P.P.S. My favorite central banker, Canadian Mark Carney, has a clip in which he says the main role of central banks is to pull wealth from the future into the present.
P.P.P.S The cost of insurance for the small farm I assist more than doubled this year to over $6,000, I suspect due to climate change. We have to sell a lot of lettuce to earn $6,000. 😦
You can download Hot Money here: https://yts.mx/movies/hot-money-2021
https://www.imdb.com/title/tt13837022/
With wit, satire, and historical context, Former NATO Supreme Allied Commander, General Wesley Clark and his son Wes Clark Jr. take us on a journey through the financial circulatory system connecting farmers, homeowners, bankers, academics, and business professionals in a tale that explains the knot of economic forces that can lead to collapse and how to untie it.
SYNOPSIS
Former NATO Supreme Allied Commander, General Wesley Clark and his son Wes Clark Jr. take us on a journey through the complicated realities of our financial system and its profound exposure to climate change.

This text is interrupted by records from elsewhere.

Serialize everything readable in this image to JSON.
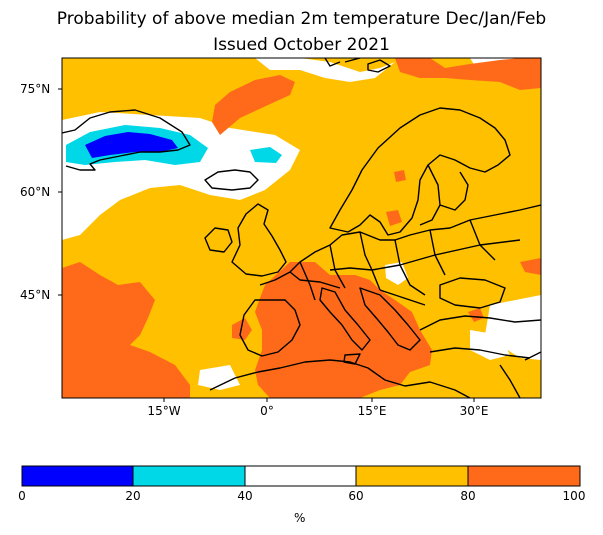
{
  "title": {
    "line1": "Probability of above median 2m temperature Dec/Jan/Feb",
    "line2": "Issued October 2021"
  },
  "map": {
    "lat_labels": [
      "75°N",
      "60°N",
      "45°N"
    ],
    "lon_labels": [
      "15°W",
      "0°",
      "15°E",
      "30°E"
    ]
  },
  "colorbar": {
    "ticks": [
      "0",
      "20",
      "40",
      "60",
      "80",
      "100"
    ],
    "unit": "%",
    "bins": [
      {
        "range": "0-20",
        "color": "#0000ff"
      },
      {
        "range": "20-40",
        "color": "#00d8e8"
      },
      {
        "range": "40-60",
        "color": "#ffffff"
      },
      {
        "range": "60-80",
        "color": "#ffc000"
      },
      {
        "range": "80-100",
        "color": "#ff6a1a"
      }
    ]
  },
  "colors": {
    "ocean_land_60_80": "#ffc000",
    "above_80": "#ff6a1a",
    "band_20_40": "#00d8e8",
    "band_0_20": "#0000ff",
    "band_40_60": "#ffffff"
  }
}
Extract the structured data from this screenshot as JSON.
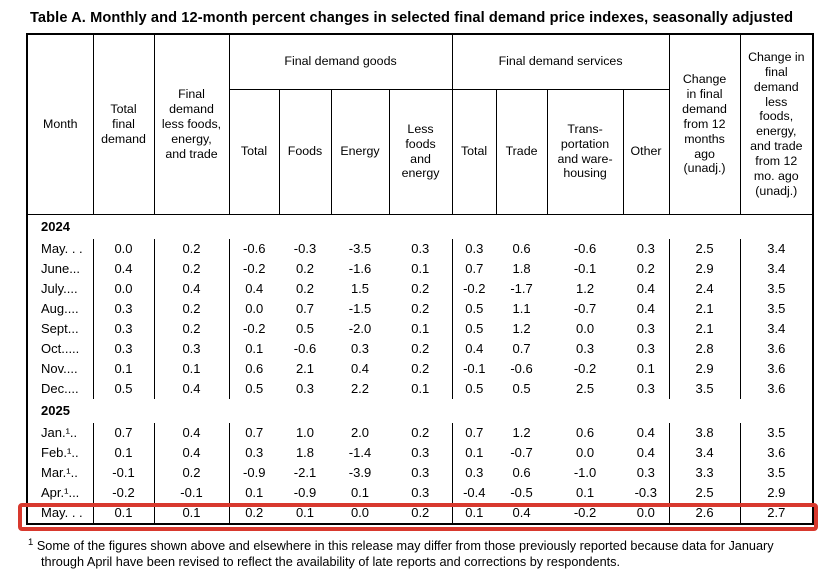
{
  "title": "Table A. Monthly and 12-month percent changes in selected final demand price indexes, seasonally adjusted",
  "colors": {
    "highlight_border": "#d8392e"
  },
  "table": {
    "header": {
      "month": "Month",
      "total_final_demand": "Total final demand",
      "less_fet": "Final demand less foods, energy, and trade",
      "goods": {
        "label": "Final demand goods",
        "sub": [
          "Total",
          "Foods",
          "Energy",
          "Less foods and energy"
        ]
      },
      "services": {
        "label": "Final demand services",
        "sub": [
          "Total",
          "Trade",
          "Trans-portation and ware-housing",
          "Other"
        ]
      },
      "change_12mo": "Change in final demand from 12 months ago (unadj.)",
      "change_less_12mo": "Change in final demand less foods, energy, and trade from 12 mo. ago (unadj.)"
    },
    "sections": [
      {
        "year": "2024",
        "rows": [
          {
            "month": "May. . .",
            "values": [
              "0.0",
              "0.2",
              "-0.6",
              "-0.3",
              "-3.5",
              "0.3",
              "0.3",
              "0.6",
              "-0.6",
              "0.3",
              "2.5",
              "3.4"
            ],
            "highlighted": false
          },
          {
            "month": "June...",
            "values": [
              "0.4",
              "0.2",
              "-0.2",
              "0.2",
              "-1.6",
              "0.1",
              "0.7",
              "1.8",
              "-0.1",
              "0.2",
              "2.9",
              "3.4"
            ],
            "highlighted": false
          },
          {
            "month": "July....",
            "values": [
              "0.0",
              "0.4",
              "0.4",
              "0.2",
              "1.5",
              "0.2",
              "-0.2",
              "-1.7",
              "1.2",
              "0.4",
              "2.4",
              "3.5"
            ],
            "highlighted": false
          },
          {
            "month": "Aug....",
            "values": [
              "0.3",
              "0.2",
              "0.0",
              "0.7",
              "-1.5",
              "0.2",
              "0.5",
              "1.1",
              "-0.7",
              "0.4",
              "2.1",
              "3.5"
            ],
            "highlighted": false
          },
          {
            "month": "Sept...",
            "values": [
              "0.3",
              "0.2",
              "-0.2",
              "0.5",
              "-2.0",
              "0.1",
              "0.5",
              "1.2",
              "0.0",
              "0.3",
              "2.1",
              "3.4"
            ],
            "highlighted": false
          },
          {
            "month": "Oct.....",
            "values": [
              "0.3",
              "0.3",
              "0.1",
              "-0.6",
              "0.3",
              "0.2",
              "0.4",
              "0.7",
              "0.3",
              "0.3",
              "2.8",
              "3.6"
            ],
            "highlighted": false
          },
          {
            "month": "Nov....",
            "values": [
              "0.1",
              "0.1",
              "0.6",
              "2.1",
              "0.4",
              "0.2",
              "-0.1",
              "-0.6",
              "-0.2",
              "0.1",
              "2.9",
              "3.6"
            ],
            "highlighted": false
          },
          {
            "month": "Dec....",
            "values": [
              "0.5",
              "0.4",
              "0.5",
              "0.3",
              "2.2",
              "0.1",
              "0.5",
              "0.5",
              "2.5",
              "0.3",
              "3.5",
              "3.6"
            ],
            "highlighted": false
          }
        ]
      },
      {
        "year": "2025",
        "rows": [
          {
            "month": "Jan.¹..",
            "values": [
              "0.7",
              "0.4",
              "0.7",
              "1.0",
              "2.0",
              "0.2",
              "0.7",
              "1.2",
              "0.6",
              "0.4",
              "3.8",
              "3.5"
            ],
            "highlighted": false
          },
          {
            "month": "Feb.¹..",
            "values": [
              "0.1",
              "0.4",
              "0.3",
              "1.8",
              "-1.4",
              "0.3",
              "0.1",
              "-0.7",
              "0.0",
              "0.4",
              "3.4",
              "3.6"
            ],
            "highlighted": false
          },
          {
            "month": "Mar.¹..",
            "values": [
              "-0.1",
              "0.2",
              "-0.9",
              "-2.1",
              "-3.9",
              "0.3",
              "0.3",
              "0.6",
              "-1.0",
              "0.3",
              "3.3",
              "3.5"
            ],
            "highlighted": false
          },
          {
            "month": "Apr.¹...",
            "values": [
              "-0.2",
              "-0.1",
              "0.1",
              "-0.9",
              "0.1",
              "0.3",
              "-0.4",
              "-0.5",
              "0.1",
              "-0.3",
              "2.5",
              "2.9"
            ],
            "highlighted": false
          },
          {
            "month": "May. . .",
            "values": [
              "0.1",
              "0.1",
              "0.2",
              "0.1",
              "0.0",
              "0.2",
              "0.1",
              "0.4",
              "-0.2",
              "0.0",
              "2.6",
              "2.7"
            ],
            "highlighted": true
          }
        ]
      }
    ]
  },
  "footnote": {
    "marker": "1",
    "text": "Some of the figures shown above and elsewhere in this release may differ from those previously reported because data for January through April have been revised to reflect the availability of late reports and corrections by respondents."
  }
}
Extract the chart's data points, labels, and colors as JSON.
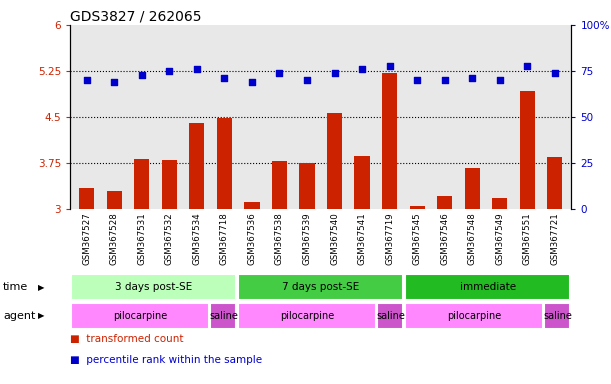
{
  "title": "GDS3827 / 262065",
  "samples": [
    "GSM367527",
    "GSM367528",
    "GSM367531",
    "GSM367532",
    "GSM367534",
    "GSM367718",
    "GSM367536",
    "GSM367538",
    "GSM367539",
    "GSM367540",
    "GSM367541",
    "GSM367719",
    "GSM367545",
    "GSM367546",
    "GSM367548",
    "GSM367549",
    "GSM367551",
    "GSM367721"
  ],
  "bar_values": [
    3.35,
    3.3,
    3.82,
    3.8,
    4.4,
    4.48,
    3.12,
    3.78,
    3.76,
    4.57,
    3.87,
    5.22,
    3.05,
    3.22,
    3.68,
    3.18,
    4.92,
    3.85
  ],
  "dot_values": [
    70,
    69,
    73,
    75,
    76,
    71,
    69,
    74,
    70,
    74,
    76,
    78,
    70,
    70,
    71,
    70,
    78,
    74
  ],
  "ylim_left": [
    3.0,
    6.0
  ],
  "ylim_right": [
    0,
    100
  ],
  "yticks_left": [
    3.0,
    3.75,
    4.5,
    5.25,
    6.0
  ],
  "ytick_labels_left": [
    "3",
    "3.75",
    "4.5",
    "5.25",
    "6"
  ],
  "yticks_right": [
    0,
    25,
    50,
    75,
    100
  ],
  "ytick_labels_right": [
    "0",
    "25",
    "50",
    "75",
    "100%"
  ],
  "hlines": [
    3.75,
    4.5,
    5.25
  ],
  "bar_color": "#cc2200",
  "dot_color": "#0000cc",
  "bg_color": "#ffffff",
  "ax_bg_color": "#e8e8e8",
  "time_groups": [
    {
      "label": "3 days post-SE",
      "start": 0,
      "end": 5,
      "color": "#bbffbb"
    },
    {
      "label": "7 days post-SE",
      "start": 6,
      "end": 11,
      "color": "#44cc44"
    },
    {
      "label": "immediate",
      "start": 12,
      "end": 17,
      "color": "#22bb22"
    }
  ],
  "agent_groups": [
    {
      "label": "pilocarpine",
      "start": 0,
      "end": 4,
      "color": "#ff88ff"
    },
    {
      "label": "saline",
      "start": 5,
      "end": 5,
      "color": "#cc55cc"
    },
    {
      "label": "pilocarpine",
      "start": 6,
      "end": 10,
      "color": "#ff88ff"
    },
    {
      "label": "saline",
      "start": 11,
      "end": 11,
      "color": "#cc55cc"
    },
    {
      "label": "pilocarpine",
      "start": 12,
      "end": 16,
      "color": "#ff88ff"
    },
    {
      "label": "saline",
      "start": 17,
      "end": 17,
      "color": "#cc55cc"
    }
  ],
  "legend_items": [
    {
      "label": "transformed count",
      "color": "#cc2200"
    },
    {
      "label": "percentile rank within the sample",
      "color": "#0000cc"
    }
  ],
  "title_fontsize": 10,
  "tick_fontsize": 7.5,
  "sample_fontsize": 6.2
}
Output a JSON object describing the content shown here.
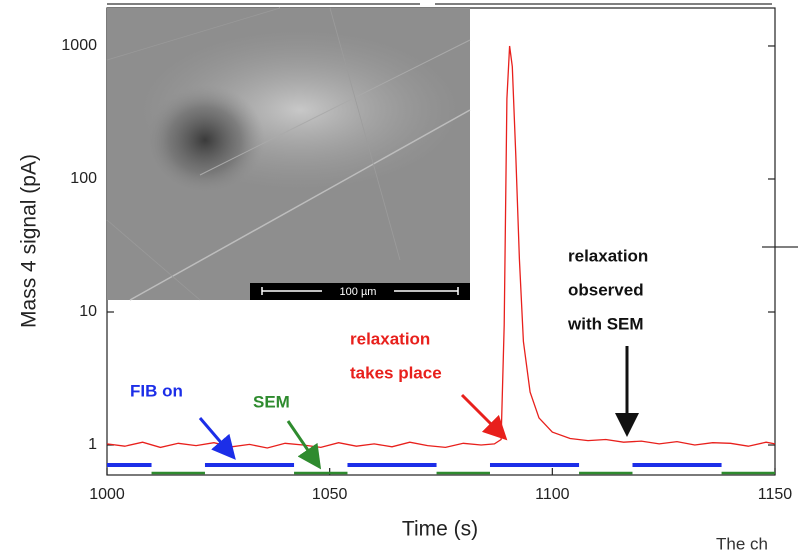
{
  "chart_data": {
    "type": "line",
    "x_label": "Time (s)",
    "y_label": "Mass 4 signal (pA)",
    "log_y": true,
    "xlim": [
      1000,
      1150
    ],
    "xticks": [
      1000,
      1050,
      1100,
      1150
    ],
    "ylim": [
      0.595,
      1930
    ],
    "yticks": [
      1,
      10,
      100,
      1000
    ],
    "series": [
      {
        "color": "#e8201c",
        "x": [
          1000,
          1004,
          1008,
          1012,
          1016,
          1020,
          1024,
          1028,
          1032,
          1036,
          1040,
          1044,
          1048,
          1052,
          1056,
          1060,
          1064,
          1068,
          1072,
          1076,
          1080,
          1084,
          1087,
          1088.5,
          1089.2,
          1089.8,
          1090.4,
          1091,
          1091.8,
          1092.6,
          1093.5,
          1095,
          1097,
          1100,
          1104,
          1108,
          1112,
          1116,
          1120,
          1124,
          1128,
          1132,
          1136,
          1140,
          1144,
          1148,
          1150
        ],
        "values": [
          1.02,
          0.98,
          1.05,
          0.96,
          1.03,
          0.99,
          1.04,
          0.97,
          1.01,
          0.95,
          1.03,
          1.0,
          0.96,
          1.04,
          0.98,
          1.02,
          0.97,
          1.05,
          0.99,
          0.96,
          1.03,
          1.0,
          1.02,
          1.1,
          8,
          400,
          1000,
          700,
          150,
          25,
          6,
          2.5,
          1.6,
          1.25,
          1.12,
          1.08,
          1.1,
          1.05,
          1.07,
          1.02,
          1.06,
          1.0,
          1.04,
          1.03,
          0.98,
          1.05,
          1.02
        ]
      }
    ],
    "intervals": [
      {
        "color": "#1c2ee8",
        "spans": [
          [
            1000,
            1010
          ],
          [
            1022,
            1042
          ],
          [
            1054,
            1074
          ],
          [
            1086,
            1106
          ],
          [
            1118,
            1138
          ]
        ]
      },
      {
        "color": "#2e8b2e",
        "spans": [
          [
            1010,
            1022
          ],
          [
            1042,
            1054
          ],
          [
            1074,
            1086
          ],
          [
            1106,
            1118
          ],
          [
            1138,
            1150
          ]
        ]
      }
    ],
    "annotations": [
      {
        "lines": [
          "FIB on"
        ],
        "color": "#1c2ee8"
      },
      {
        "lines": [
          "SEM"
        ],
        "color": "#2e8b2e"
      },
      {
        "lines": [
          "relaxation",
          "takes place"
        ],
        "color": "#e8201c"
      },
      {
        "lines": [
          "relaxation",
          "observed",
          "with SEM"
        ],
        "color": "#111111"
      }
    ],
    "inset": {
      "scale_bar": "100 µm"
    },
    "caption_fragment": "The ch"
  }
}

Hot Money outs the whole game, the whole charade, the whole crapshoot of the money system with all the humor and intelligence of a New Yorker cartoon. Combined with the wisdom of international business experts and academics, Hot Money is rich with historical context. It severs the knot of economic and political forces that may lead to societal collapse.DIRECTOR’S STATEMENT
I met General Clark and his son Wes Jr. while filming Living In the Future’s Past, then met the General again at a speaking engagement two years later and the kernel of a film planted itself in my mind – a conversation between a father and son on how climate change will affect our financial system. It seemed logical to follow up to the introspective Living In The Future’s Past with a nuts and bolts view of how the machinery of our money system contributes and reacts to climate change. We lined up a broad and diverse cast of experts who’ve spent their lives doing the work. What we could see emerging was an easy to understand story whose depth is masked by its light-hearted breeziness. The Covid 19 pandemic cut short our filming and I turned to a New Yorker cartoonist to visualize concepts so somebody like me, who doesn’t have an MBA or ever worked in finance, can be simultaneously entertained and enlightened about one of the prime forces driving our world – debt.Hot Money is an important film for right now as America stands on the brink of conflict. Many people lack context interpreting the world and this documentary delivers it. Conversations taped more than a year ago about wildfires making homes impossible to insure and the ripple effect that will roar through the financial system seem as startlingly prescient as the scenes describing populist breakdown in a country like Venezuela and how it can happen here. Hot Money offers a glimpse into our future and a chance to avoid the dangerous course we are on. To solve a problem we have to understand it.